David Stuart’s “Web Metrics for Library and Information Professionals” is an authoritative overview of the origins of and evolution of web metrics with a focus on their relevance to the information profession. The author’s background as an academic researcher at King’s College London means he approaches the subject more from a research perspective than from a practitioner’s one. This results in a book particularly relevant to an academic audience although practitioners wishing to know more about the technicalities of web metrics will find much of value here.

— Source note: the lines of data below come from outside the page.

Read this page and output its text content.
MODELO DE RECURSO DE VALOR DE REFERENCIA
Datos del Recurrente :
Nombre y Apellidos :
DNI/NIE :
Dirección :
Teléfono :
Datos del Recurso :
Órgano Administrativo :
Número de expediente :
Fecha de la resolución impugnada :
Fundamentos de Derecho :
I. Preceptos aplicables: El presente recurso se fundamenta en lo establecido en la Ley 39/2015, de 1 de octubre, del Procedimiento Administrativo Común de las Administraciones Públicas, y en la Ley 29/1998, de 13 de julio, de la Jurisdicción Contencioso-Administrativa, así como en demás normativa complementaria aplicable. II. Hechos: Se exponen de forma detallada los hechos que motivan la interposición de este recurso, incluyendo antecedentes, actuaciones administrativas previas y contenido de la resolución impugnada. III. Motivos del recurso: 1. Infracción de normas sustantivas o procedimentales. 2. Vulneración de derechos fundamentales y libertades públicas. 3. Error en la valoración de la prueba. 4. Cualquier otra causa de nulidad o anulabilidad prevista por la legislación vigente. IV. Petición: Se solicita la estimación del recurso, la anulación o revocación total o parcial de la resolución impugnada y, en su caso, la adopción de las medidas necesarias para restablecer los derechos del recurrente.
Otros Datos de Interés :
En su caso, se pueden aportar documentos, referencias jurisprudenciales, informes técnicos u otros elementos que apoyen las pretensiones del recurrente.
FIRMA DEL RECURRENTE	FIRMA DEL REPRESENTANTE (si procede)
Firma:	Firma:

As a lecturer in digital marketing who teaches across a range of computing and LIS courses, I found the book’s first several chapters especially useful. Stuart describes the connections between bibliometrics and web analytics and shows that librarians have had measurement as a key part of their job for many years. In Chapter 2 he outlines the evolution of metrics as used by the library profession and the origins of web metrics. He makes the point that web analytics have their origins in marketing, making it more applied than bibliometrics, which often have a more abstract heritage. However, he shows that some marketing tools such as Google Trends are also useful for academic researchers because of the breadth of the data they provide access to. The discussion on relational and evaluative metrics may appear a little academic to some readers but it provides a useful foundation for understanding web metrics and how they differ in what they are measuring and how their outputs might be used.